L'usage le plus courant des vidéos d'IA : des plaisanteries absurdes

La montée de la génération de vidéos IA : entre créativité et dérives

La technologie de génération vidéo par intelligence artificielle (IA) connaît une évolution rapide, permettant à quiconque de créer des contenus visuellement impressionnants. Si certains l’utilisent pour innover, d’autres en abusent pour créer des farces douteuses ou des deepfakes. Les critiques s’alarment de ces utilisations qui pourraient engendrer désinformation et exploitation.

L’usage le plus courant des vidéos d’IA : des plaisanteries absurdes

Une vidéo sur TikTok suscite la controverse

Sur TikTok, une vidéo montrant une femme enterrant son chien dans la neige sur le mont Everest a choqué les utilisateurs. Bien qu’elle ait été réprimandée pour sa cruauté présumée, il s’est avéré que cette scène avait été entièrement générée par l’IA grâce au logiciel Sora 2 d’OpenAI.

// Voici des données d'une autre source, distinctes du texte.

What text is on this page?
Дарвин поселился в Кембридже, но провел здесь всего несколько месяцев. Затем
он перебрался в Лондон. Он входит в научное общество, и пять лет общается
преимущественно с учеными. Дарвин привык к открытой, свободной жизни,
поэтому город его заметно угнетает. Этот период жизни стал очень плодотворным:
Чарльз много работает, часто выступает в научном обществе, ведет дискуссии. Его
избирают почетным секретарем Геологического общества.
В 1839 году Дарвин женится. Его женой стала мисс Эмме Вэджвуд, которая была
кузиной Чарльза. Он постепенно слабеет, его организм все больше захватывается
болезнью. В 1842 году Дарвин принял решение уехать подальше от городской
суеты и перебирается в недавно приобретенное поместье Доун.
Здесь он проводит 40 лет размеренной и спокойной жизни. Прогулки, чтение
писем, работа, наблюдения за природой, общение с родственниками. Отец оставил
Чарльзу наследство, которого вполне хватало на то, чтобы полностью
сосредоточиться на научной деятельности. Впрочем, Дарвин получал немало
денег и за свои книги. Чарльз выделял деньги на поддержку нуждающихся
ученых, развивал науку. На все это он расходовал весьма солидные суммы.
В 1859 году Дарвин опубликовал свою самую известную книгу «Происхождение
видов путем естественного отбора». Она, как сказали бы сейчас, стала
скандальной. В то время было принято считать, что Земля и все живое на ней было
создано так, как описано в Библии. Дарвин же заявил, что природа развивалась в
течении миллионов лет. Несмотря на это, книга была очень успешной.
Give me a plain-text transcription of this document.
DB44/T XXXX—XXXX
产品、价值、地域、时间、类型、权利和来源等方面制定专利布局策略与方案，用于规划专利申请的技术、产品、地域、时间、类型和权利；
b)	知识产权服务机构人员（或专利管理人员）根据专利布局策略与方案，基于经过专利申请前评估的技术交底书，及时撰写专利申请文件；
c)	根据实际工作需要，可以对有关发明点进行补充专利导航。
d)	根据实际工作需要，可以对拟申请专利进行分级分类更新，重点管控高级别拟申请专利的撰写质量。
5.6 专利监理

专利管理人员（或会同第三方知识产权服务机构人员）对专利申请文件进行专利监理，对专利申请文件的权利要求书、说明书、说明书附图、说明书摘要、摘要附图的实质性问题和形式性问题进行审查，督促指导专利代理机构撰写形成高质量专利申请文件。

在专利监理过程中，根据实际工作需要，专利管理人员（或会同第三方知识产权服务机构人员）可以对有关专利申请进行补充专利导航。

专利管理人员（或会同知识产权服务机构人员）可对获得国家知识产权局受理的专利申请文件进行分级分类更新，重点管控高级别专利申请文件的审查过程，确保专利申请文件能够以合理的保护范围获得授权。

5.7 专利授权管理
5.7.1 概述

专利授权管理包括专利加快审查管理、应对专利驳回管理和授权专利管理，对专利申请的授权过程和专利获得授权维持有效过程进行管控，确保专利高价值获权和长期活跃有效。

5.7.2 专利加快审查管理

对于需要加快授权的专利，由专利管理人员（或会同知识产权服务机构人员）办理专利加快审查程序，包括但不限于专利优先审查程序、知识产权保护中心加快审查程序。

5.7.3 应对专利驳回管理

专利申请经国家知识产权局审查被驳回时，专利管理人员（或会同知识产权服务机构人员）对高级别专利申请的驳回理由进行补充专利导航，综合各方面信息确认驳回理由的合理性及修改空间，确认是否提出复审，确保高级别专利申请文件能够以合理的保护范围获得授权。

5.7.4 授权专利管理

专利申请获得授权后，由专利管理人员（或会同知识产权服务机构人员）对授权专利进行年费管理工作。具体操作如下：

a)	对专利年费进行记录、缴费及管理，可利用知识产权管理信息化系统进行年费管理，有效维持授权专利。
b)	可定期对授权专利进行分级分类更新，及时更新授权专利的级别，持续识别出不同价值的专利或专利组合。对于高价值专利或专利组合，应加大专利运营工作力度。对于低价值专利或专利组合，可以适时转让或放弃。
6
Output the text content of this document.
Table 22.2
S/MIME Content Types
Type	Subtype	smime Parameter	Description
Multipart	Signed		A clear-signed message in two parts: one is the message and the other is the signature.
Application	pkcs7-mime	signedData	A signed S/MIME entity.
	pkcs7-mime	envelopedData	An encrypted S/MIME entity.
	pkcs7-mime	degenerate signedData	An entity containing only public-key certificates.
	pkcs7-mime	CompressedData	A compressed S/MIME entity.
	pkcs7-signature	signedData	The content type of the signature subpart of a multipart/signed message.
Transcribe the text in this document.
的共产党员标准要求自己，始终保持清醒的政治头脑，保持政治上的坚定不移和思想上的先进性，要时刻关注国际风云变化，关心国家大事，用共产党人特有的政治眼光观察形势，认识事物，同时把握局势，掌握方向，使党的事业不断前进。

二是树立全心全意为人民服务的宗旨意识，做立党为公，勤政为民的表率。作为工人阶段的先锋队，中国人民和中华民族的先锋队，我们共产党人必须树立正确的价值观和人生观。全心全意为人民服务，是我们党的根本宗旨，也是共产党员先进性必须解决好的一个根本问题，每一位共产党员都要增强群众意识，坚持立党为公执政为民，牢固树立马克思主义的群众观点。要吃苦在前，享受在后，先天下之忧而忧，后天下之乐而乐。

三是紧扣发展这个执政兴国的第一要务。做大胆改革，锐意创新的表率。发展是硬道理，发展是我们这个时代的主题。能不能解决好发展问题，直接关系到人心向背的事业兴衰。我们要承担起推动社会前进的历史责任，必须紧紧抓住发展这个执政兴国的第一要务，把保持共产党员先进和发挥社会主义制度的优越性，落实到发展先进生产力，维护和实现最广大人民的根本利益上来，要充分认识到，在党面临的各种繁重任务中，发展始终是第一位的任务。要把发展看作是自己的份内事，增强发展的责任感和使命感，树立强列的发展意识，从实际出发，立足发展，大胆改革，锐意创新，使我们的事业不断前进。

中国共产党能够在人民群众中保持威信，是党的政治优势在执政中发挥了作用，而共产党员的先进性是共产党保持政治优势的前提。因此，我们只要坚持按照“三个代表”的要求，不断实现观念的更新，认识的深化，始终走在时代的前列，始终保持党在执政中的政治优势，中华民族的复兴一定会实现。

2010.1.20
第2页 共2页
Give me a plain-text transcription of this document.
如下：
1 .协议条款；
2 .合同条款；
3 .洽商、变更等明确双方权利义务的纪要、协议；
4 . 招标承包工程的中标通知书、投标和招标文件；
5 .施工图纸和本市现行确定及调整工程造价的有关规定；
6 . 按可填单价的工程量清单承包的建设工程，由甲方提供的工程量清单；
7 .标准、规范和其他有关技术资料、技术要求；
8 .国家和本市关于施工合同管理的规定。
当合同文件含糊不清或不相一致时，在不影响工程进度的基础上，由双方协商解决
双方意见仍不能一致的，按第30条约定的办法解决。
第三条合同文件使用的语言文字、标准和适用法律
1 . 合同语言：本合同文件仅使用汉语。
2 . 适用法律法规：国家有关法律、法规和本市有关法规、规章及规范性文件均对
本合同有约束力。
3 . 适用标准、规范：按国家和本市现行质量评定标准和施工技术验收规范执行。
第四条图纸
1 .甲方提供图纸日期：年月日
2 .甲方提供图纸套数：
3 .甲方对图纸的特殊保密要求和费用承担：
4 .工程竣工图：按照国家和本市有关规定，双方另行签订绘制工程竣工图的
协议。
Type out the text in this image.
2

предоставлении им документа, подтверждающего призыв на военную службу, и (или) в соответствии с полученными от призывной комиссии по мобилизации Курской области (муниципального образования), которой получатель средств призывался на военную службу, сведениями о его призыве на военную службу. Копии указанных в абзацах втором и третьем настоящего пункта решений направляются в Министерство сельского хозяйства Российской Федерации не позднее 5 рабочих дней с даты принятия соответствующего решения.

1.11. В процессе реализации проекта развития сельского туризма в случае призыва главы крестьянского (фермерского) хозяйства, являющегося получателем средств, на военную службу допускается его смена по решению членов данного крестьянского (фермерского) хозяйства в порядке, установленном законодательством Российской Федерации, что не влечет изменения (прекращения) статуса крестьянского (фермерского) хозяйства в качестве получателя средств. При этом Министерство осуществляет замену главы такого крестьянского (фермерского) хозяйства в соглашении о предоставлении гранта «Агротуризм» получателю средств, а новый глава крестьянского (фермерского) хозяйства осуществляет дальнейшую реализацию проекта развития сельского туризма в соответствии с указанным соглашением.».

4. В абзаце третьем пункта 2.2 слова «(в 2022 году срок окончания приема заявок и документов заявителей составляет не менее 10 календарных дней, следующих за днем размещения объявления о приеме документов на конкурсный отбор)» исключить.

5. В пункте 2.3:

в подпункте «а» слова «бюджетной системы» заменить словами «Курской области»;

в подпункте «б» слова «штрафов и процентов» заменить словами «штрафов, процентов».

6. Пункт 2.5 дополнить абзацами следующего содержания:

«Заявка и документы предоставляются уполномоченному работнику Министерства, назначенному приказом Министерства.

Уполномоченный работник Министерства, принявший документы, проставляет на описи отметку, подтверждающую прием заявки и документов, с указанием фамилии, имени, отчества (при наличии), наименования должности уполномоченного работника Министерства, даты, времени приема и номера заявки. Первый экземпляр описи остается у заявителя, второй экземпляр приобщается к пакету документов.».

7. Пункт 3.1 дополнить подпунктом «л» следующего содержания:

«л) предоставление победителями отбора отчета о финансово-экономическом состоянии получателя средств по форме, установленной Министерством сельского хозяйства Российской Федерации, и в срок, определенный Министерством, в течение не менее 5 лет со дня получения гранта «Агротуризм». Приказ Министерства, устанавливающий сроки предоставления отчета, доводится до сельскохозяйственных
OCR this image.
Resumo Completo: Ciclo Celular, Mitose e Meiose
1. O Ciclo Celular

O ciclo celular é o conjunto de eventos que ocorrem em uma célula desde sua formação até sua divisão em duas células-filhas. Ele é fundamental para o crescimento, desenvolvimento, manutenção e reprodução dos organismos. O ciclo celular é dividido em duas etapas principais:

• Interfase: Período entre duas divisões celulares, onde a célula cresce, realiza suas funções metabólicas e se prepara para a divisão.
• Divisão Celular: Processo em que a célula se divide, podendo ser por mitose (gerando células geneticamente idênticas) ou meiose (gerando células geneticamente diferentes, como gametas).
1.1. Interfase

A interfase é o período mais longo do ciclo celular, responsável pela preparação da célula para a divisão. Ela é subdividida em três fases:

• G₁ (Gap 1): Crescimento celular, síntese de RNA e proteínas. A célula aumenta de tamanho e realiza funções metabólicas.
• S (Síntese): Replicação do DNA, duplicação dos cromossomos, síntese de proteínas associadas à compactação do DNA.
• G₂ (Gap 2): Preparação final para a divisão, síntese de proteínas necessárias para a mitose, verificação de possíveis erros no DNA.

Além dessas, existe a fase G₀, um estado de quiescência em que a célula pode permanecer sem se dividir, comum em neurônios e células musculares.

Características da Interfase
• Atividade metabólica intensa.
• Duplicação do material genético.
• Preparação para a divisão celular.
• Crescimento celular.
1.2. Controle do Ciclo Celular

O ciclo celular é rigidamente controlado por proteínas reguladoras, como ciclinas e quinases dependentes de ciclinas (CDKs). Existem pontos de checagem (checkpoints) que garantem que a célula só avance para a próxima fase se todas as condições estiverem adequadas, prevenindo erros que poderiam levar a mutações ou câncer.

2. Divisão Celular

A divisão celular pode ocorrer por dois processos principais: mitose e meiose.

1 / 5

Des farces inquiétantes se répandent

Les adolescents exploitent cette nouvelle technologie avec des blagues inappropriées. L’une d’elles consiste à faire croire à leurs parents qu’un homme sans-abri est entré chez eux en envoyant des images générées par l’IA. La police a même lancé un avertissement public contre ce type de comportement jugé « stupide et potentiellement dangereux ».

Des personnalités publiques telles que les enfants de Martin Luther King Jr. ou Robin Williams ont également exprimé leur dégoût face à ces manipulations numériques créant des vidéos faux-archives.

L’évolution rapide de la technologie

Il y a peu encore, les vidéos générées par IA étaient peu convaincantes et facilement détectables. Aujourd’hui, des outils comme ceux développés par OpenAI jusqu’à Meta permettent à n’importe quel utilisateur de produire du contenu trompeur avec une grande aisance. Selon Henry Ajder, expert en IA : « C’est un moteur parfait pour une nouvelle ère de mèmes ». Parallèlement, cette simplicité dans la création conduit aussi à un phénomène où viralité rime avec légèreté souvent au détriment du fond.

Le danger latent derrière les tendances virales

Hany Farid, professeur à Berkeley souligne que le véritable problème réside non seulement dans l’algorithme mais également dans le comportement humain qui favorise ce type de contenu superficiel sur les réseaux sociaux : « D’une certaine manière, ce n’est pas un problème algorithmique, c’est un problème humain ». La rapidité avec laquelle ces vidéos sont partagées peut rendre difficile leur évaluation critique avant qu’elles deviennent virales.

De plus, Olivia Gambelin, éthicienne spécialisée en IA met en question l’absence d’éthique au sein même des développeurs qui abandonnent le choix aux utilisateurs concernant comment utiliser ces technologies : « C’est comme s’ils disaient… Vous trouvez quelque chose à voir avec ça ».

Vers une banalisation du contenu généré

Alors que ces créations numériques continuent à envahir notre espace médiatique, certains experts prévoient que leur effet pourrait bientôt diminuer. Farid ajoute qu’« autrement dit… ce qui ne prendra pas longtemps » pourrait révéler leur nature plate et creuse once the novelty wears off.

Finalement, si le divertissement est indéniable grâce aux capacités technologiques actuelles – imitant tout depuis les exploits physiques jusqu’à des animaux amusants –, cela soulève néanmoins une réflexion essentielle sur leur place future dans nos vies quotidiennes où seules l’émotion authentique peuvent captiver nos attentions durables.

Passionné de sport et grand fan de la NBA je m’intéresse autant aux grands événements internationaux qu’aux histoires humaines qui se jouent en coulisses. Curieux et amateur de voyages, j’aime transmettre l’énergie et les émotions qui font vibrer le monde du sport.